Le monde est secoué depuis plusieurs jours par l’assassinat du président haïtien. Ce dernier inspire des logiques transposables en Afrique au leader du mouvement Tekki. ‘’Tous choqués par l’assassinat brutal du président haïtien. Haïti est la preuve que le capital social est le plus fondamental. Depuis la victoire militaire du général Dessalines contre Napoléon, les puissances occidentales ont décidé de réduire à sa plus simple expression le capital social à Haïti.
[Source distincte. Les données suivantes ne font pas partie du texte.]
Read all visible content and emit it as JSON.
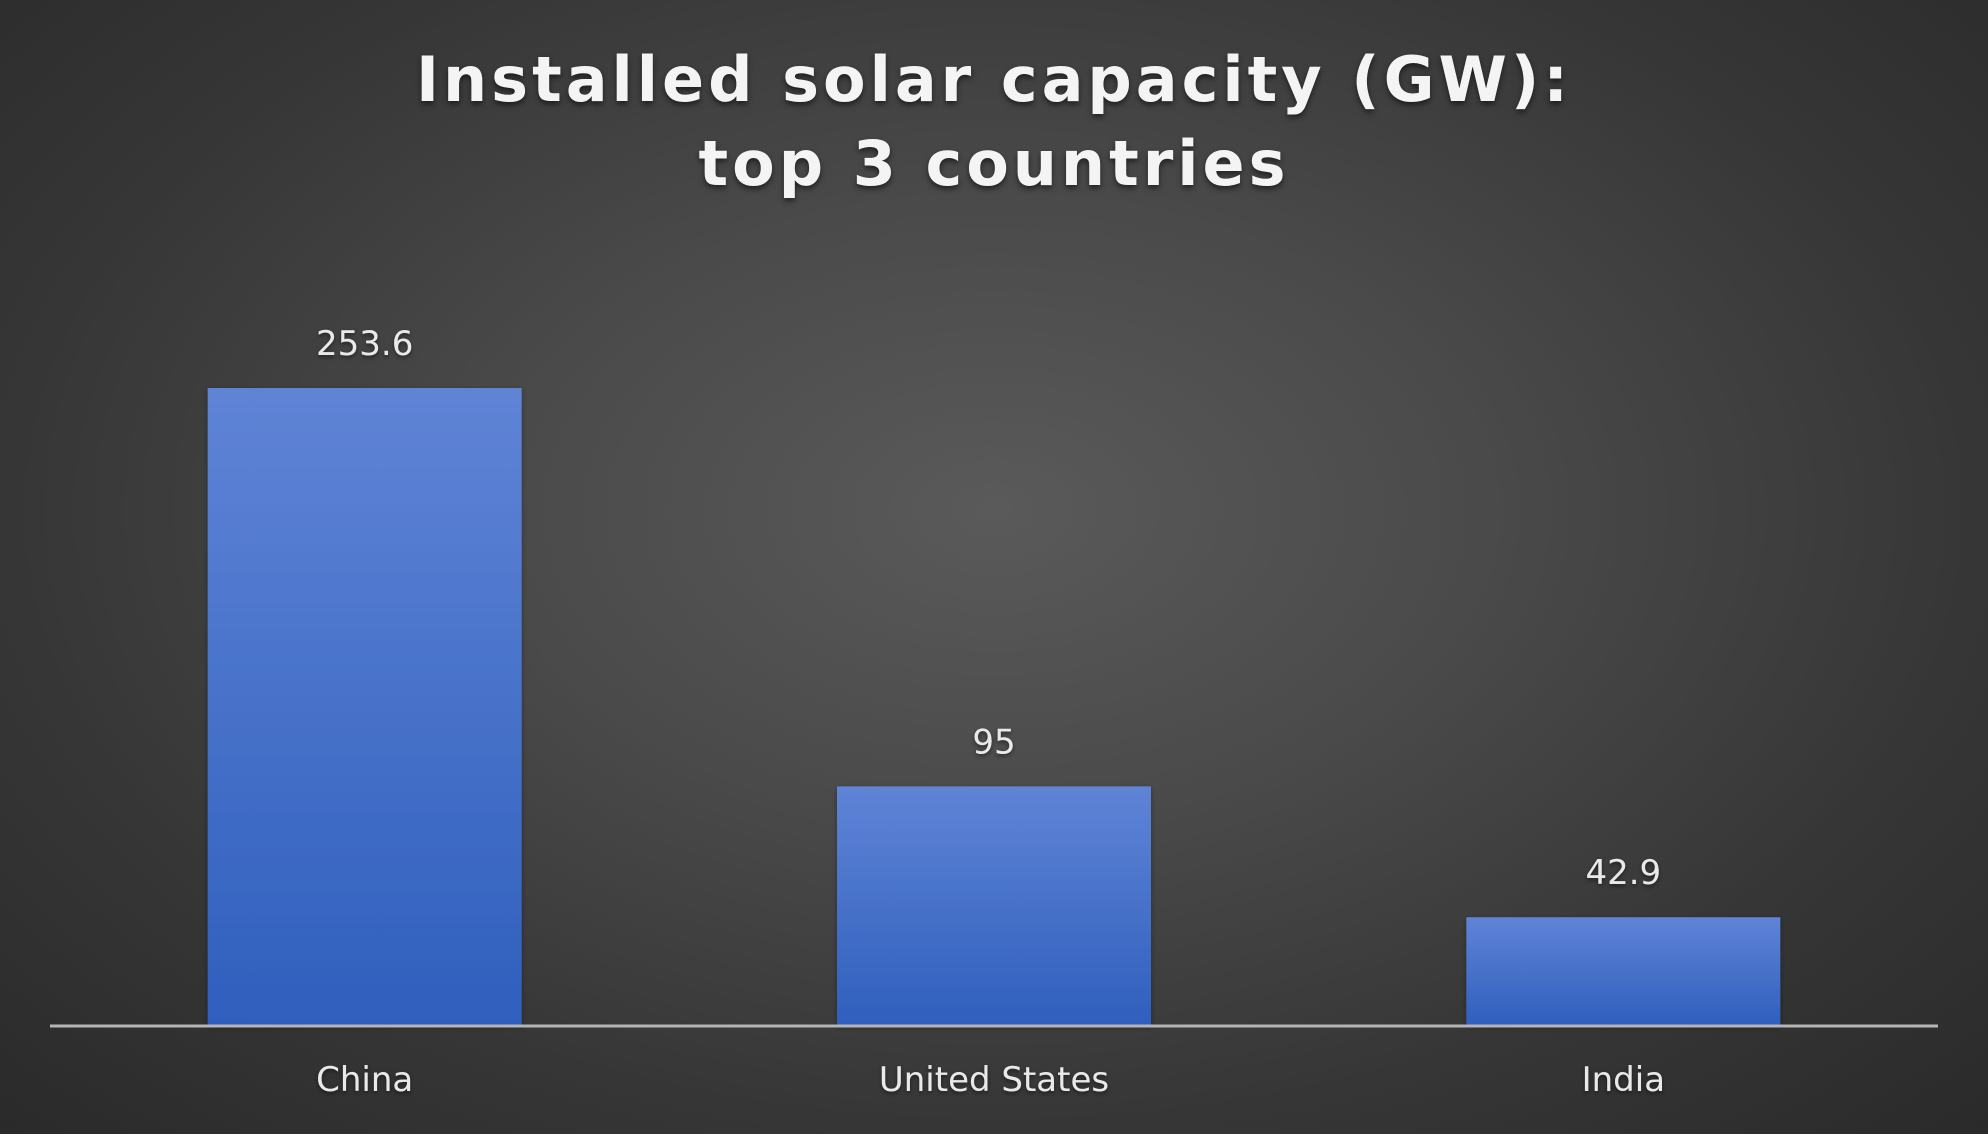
{
  "chart_data": {
    "type": "bar",
    "title": "Installed solar capacity (GW): top 3 countries",
    "categories": [
      "China",
      "United States",
      "India"
    ],
    "values": [
      253.6,
      95,
      42.9
    ],
    "data_labels": [
      "253.6",
      "95",
      "42.9"
    ],
    "xlabel": "",
    "ylabel": "",
    "ylim": [
      0,
      300
    ],
    "grid": false,
    "legend": "none"
  },
  "colors": {
    "bar_top": "#5f84d6",
    "bar_bottom": "#2f5fbd",
    "axis": "#b5b5b5",
    "label_text": "#e9e9e9",
    "title_text": "#f4f4f4"
  }
}
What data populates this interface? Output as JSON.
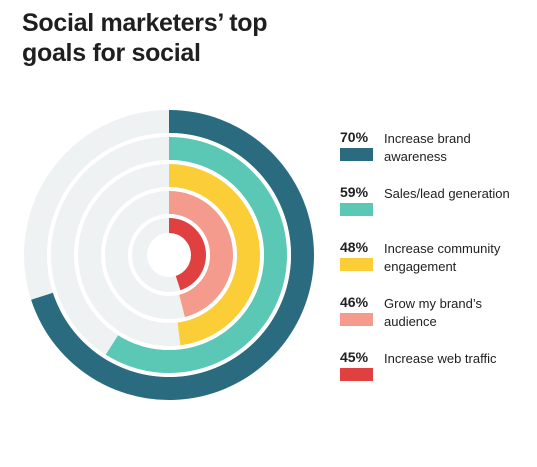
{
  "title": "Social marketers’ top goals for social",
  "colors": {
    "track": "#eef2f3",
    "background": "#ffffff"
  },
  "chart_data": {
    "type": "radial-bar",
    "unit": "%",
    "max": 100,
    "series": [
      {
        "value": 70,
        "pct_label": "70%",
        "label": "Increase brand awareness",
        "color": "#2b6b80"
      },
      {
        "value": 59,
        "pct_label": "59%",
        "label": "Sales/lead generation",
        "color": "#5bc8b5"
      },
      {
        "value": 48,
        "pct_label": "48%",
        "label": "Increase community engagement",
        "color": "#fbcd37"
      },
      {
        "value": 46,
        "pct_label": "46%",
        "label": "Grow my brand’s audience",
        "color": "#f49b8e"
      },
      {
        "value": 45,
        "pct_label": "45%",
        "label": "Increase web traffic",
        "color": "#e0403f"
      }
    ]
  }
}
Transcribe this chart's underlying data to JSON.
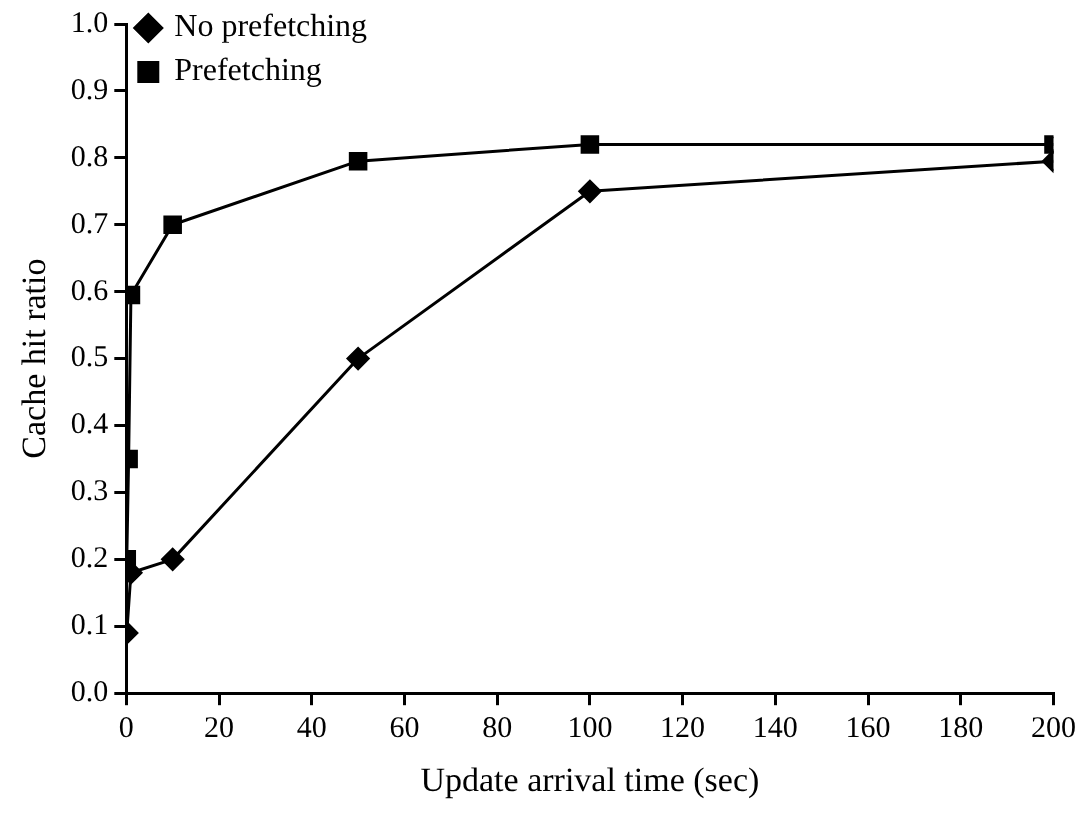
{
  "chart_data": {
    "type": "line",
    "xlabel": "Update arrival time (sec)",
    "ylabel": "Cache hit ratio",
    "xlim": [
      0,
      200
    ],
    "xticks": [
      0,
      20,
      40,
      60,
      80,
      100,
      120,
      140,
      160,
      180,
      200
    ],
    "ylim": [
      0,
      1
    ],
    "yticks": [
      {
        "value": 0,
        "label": "0.0"
      },
      0.1,
      0.2,
      0.3,
      0.4,
      0.5,
      0.6,
      0.7,
      0.8,
      0.9,
      {
        "value": 1,
        "label": "1.0"
      }
    ],
    "grid": false,
    "legend": "top left",
    "line_style": "solid",
    "series": [
      {
        "name": "No prefetching",
        "color": "#000000",
        "marker": "diamond",
        "x": [
          0.1,
          1,
          10,
          50,
          100,
          200
        ],
        "values": [
          0.09,
          0.18,
          0.2,
          0.5,
          0.75,
          0.795
        ]
      },
      {
        "name": "Prefetching",
        "color": "#000000",
        "marker": "square",
        "x": [
          0.1,
          0.5,
          1,
          10,
          50,
          100,
          200
        ],
        "values": [
          0.2,
          0.35,
          0.595,
          0.7,
          0.795,
          0.82,
          0.82
        ]
      }
    ]
  }
}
L’Etat haïtien indépendant sera un Etat failli sous la coupe réglée des Etats-Unis’’, décrypte Mamadou Lamine Diallo. ‘’Dans un État à capital social réduit, l’économie qui se met en place est toujours contrôlée par quelques groupes ou familles. A Haïti, une dizaine de familles contrôle l’économie, fournit l’eau et l’électricité et construit de temps en temps des routes. Et naturellement, c’est la pauvreté généralisée et la violence qui s’installent. Ce syndrome haïtien se met en place progressivement en Afrique.
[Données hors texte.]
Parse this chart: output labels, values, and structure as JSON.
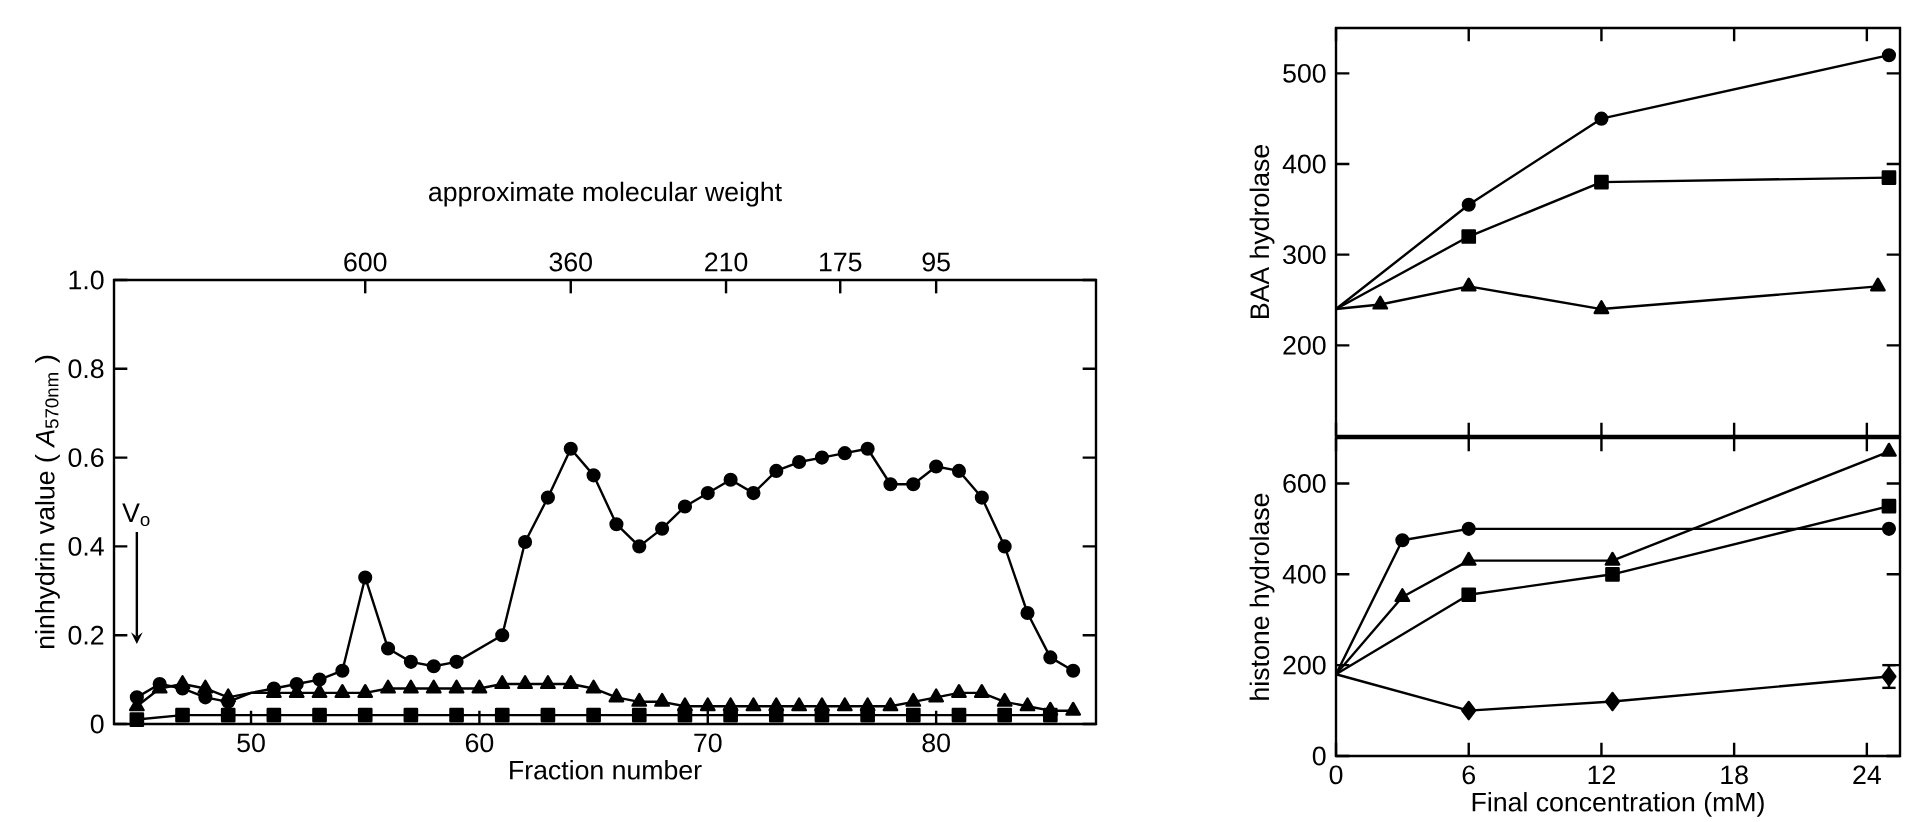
{
  "chart_data": [
    {
      "type": "line",
      "xlabel": "Fraction number",
      "ylabel": "ninhydrin value ( *A*$_{570nm}$ )",
      "xlim": [
        44,
        87
      ],
      "ylim": [
        0,
        1
      ],
      "xticks": [
        50,
        60,
        70,
        80
      ],
      "yticks": [
        0,
        0.2,
        0.4,
        0.6,
        0.8,
        {
          "value": 1,
          "label": "1.0"
        }
      ],
      "line_style": "solid",
      "annotations": [
        "approximate molecular weight",
        "600",
        "360",
        "210",
        "175",
        "95",
        "V$_{o}$"
      ],
      "series": [
        {
          "color": "#000000",
          "marker": "circle",
          "x": [
            45,
            46,
            47,
            48,
            49,
            50,
            51,
            52,
            53,
            54,
            55,
            56,
            57,
            58,
            59,
            61,
            62,
            63,
            64,
            65,
            66,
            67,
            68,
            69,
            70,
            71,
            72,
            73,
            74,
            75,
            76,
            77,
            78,
            79,
            80,
            81,
            82,
            83,
            84,
            85,
            86
          ],
          "values": [
            0.06,
            0.09,
            0.08,
            0.06,
            0.05,
            0.07,
            0.08,
            0.09,
            0.1,
            0.12,
            0.33,
            0.17,
            0.14,
            0.13,
            0.14,
            0.2,
            0.41,
            0.51,
            0.62,
            0.56,
            0.45,
            0.4,
            0.44,
            0.49,
            0.52,
            0.55,
            0.52,
            0.57,
            0.59,
            0.6,
            0.61,
            0.62,
            0.54,
            0.54,
            0.58,
            0.57,
            0.51,
            0.4,
            0.25,
            0.15,
            0.12
          ]
        },
        {
          "color": "#000000",
          "marker": "triangle",
          "x": [
            45,
            46,
            47,
            48,
            49,
            50,
            51,
            52,
            53,
            54,
            55,
            56,
            57,
            58,
            59,
            60,
            61,
            62,
            63,
            64,
            65,
            66,
            67,
            68,
            69,
            70,
            71,
            72,
            73,
            74,
            75,
            76,
            77,
            78,
            79,
            80,
            81,
            82,
            83,
            84,
            85,
            86
          ],
          "values": [
            0.04,
            0.08,
            0.09,
            0.08,
            0.06,
            0.07,
            0.07,
            0.07,
            0.07,
            0.07,
            0.07,
            0.08,
            0.08,
            0.08,
            0.08,
            0.08,
            0.09,
            0.09,
            0.09,
            0.09,
            0.08,
            0.06,
            0.05,
            0.05,
            0.04,
            0.04,
            0.04,
            0.04,
            0.04,
            0.04,
            0.04,
            0.04,
            0.04,
            0.04,
            0.05,
            0.06,
            0.07,
            0.07,
            0.05,
            0.04,
            0.03,
            0.03
          ]
        },
        {
          "color": "#000000",
          "marker": "square",
          "x": [
            45,
            47,
            49,
            51,
            53,
            55,
            57,
            59,
            61,
            63,
            65,
            67,
            69,
            71,
            73,
            75,
            77,
            79,
            81,
            83,
            85
          ],
          "values": [
            0.01,
            0.02,
            0.02,
            0.02,
            0.02,
            0.02,
            0.02,
            0.02,
            0.02,
            0.02,
            0.02,
            0.02,
            0.02,
            0.02,
            0.02,
            0.02,
            0.02,
            0.02,
            0.02,
            0.02,
            0.02
          ]
        }
      ]
    },
    {
      "type": "line",
      "ylabel": "BAA hydrolase",
      "xlim": [
        0,
        25.5
      ],
      "ylim": [
        100,
        550
      ],
      "xticks": [
        {
          "value": 0,
          "label": null
        },
        {
          "value": 6,
          "label": null
        },
        {
          "value": 12,
          "label": null
        },
        {
          "value": 18,
          "label": null
        },
        {
          "value": 24,
          "label": null
        }
      ],
      "yticks": [
        200,
        300,
        400,
        500
      ],
      "tick_labels": "y",
      "line_style": "solid",
      "series": [
        {
          "color": "#000000",
          "marker": "circle",
          "x": [
            0,
            6,
            12,
            25
          ],
          "values": [
            240,
            355,
            450,
            520
          ]
        },
        {
          "color": "#000000",
          "marker": "square",
          "x": [
            0,
            6,
            12,
            25
          ],
          "values": [
            240,
            320,
            380,
            385
          ]
        },
        {
          "color": "#000000",
          "marker": "triangle",
          "x": [
            0,
            2,
            6,
            12,
            24.5
          ],
          "values": [
            240,
            245,
            265,
            240,
            265
          ]
        }
      ]
    },
    {
      "type": "line",
      "xlabel": "Final concentration (mM)",
      "ylabel": "histone hydrolase",
      "xlim": [
        0,
        25.5
      ],
      "ylim": [
        0,
        700
      ],
      "xticks": [
        0,
        6,
        12,
        18,
        24
      ],
      "yticks": [
        0,
        200,
        400,
        600
      ],
      "line_style": "solid",
      "series": [
        {
          "color": "#000000",
          "marker": "circle",
          "x": [
            0,
            3,
            6,
            25
          ],
          "values": [
            180,
            475,
            500,
            500
          ]
        },
        {
          "color": "#000000",
          "marker": "triangle",
          "x": [
            0,
            3,
            6,
            12.5,
            25
          ],
          "values": [
            180,
            350,
            430,
            430,
            670
          ]
        },
        {
          "color": "#000000",
          "marker": "square",
          "x": [
            0,
            6,
            12.5,
            25
          ],
          "values": [
            180,
            355,
            400,
            550
          ]
        },
        {
          "color": "#000000",
          "marker": "diamond",
          "x": [
            0,
            6,
            12.5,
            25
          ],
          "values": [
            180,
            100,
            120,
            175
          ],
          "errors": [
            null,
            null,
            null,
            25
          ]
        }
      ]
    }
  ]
}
La Somalie, la République centrafricaine sont des exemples évidents. Tout part de la destruction du capital social et des institutions’’, croit-il savoir. Mais ces pays sus cités ne sont pas les seuls guettés par ce syndrome. En effet, trouve M. Diallo, le fait que le président sénégalais, Macky Sall, veuille ‘’détruire l’opposition et capturer les institutions’’ est dangereux. ‘’C’est le sens profond de toutes les lois qu’il a fait voter par une Assemblée nationale à sa solde, l’annexe du palais : révision constitutionnelle de 2016, parrainage, Code électoral et lois sur le terrorisme, anti-manifestations. Tout cela vise à détruire le capital social que nos illustres devanciers ont cherché à construire, avec la bénédiction de ses parrains occidentaux’’, déplore-t-il.
 
‘’J’ai demandé la suppression des articles L29 et L30 du Code électoral qui constituent une arme pour écarter des opposants au projet de destruction de notre capital social, surtout ceux qui s’opposent à l’agenda pro-gay du régime de Macky Sall. BBY a rejeté mes amendements, en particulier celui qui propose que 10 % des listes aux élections territoriales soient dirigées par des femmes’’, se désole-t-il.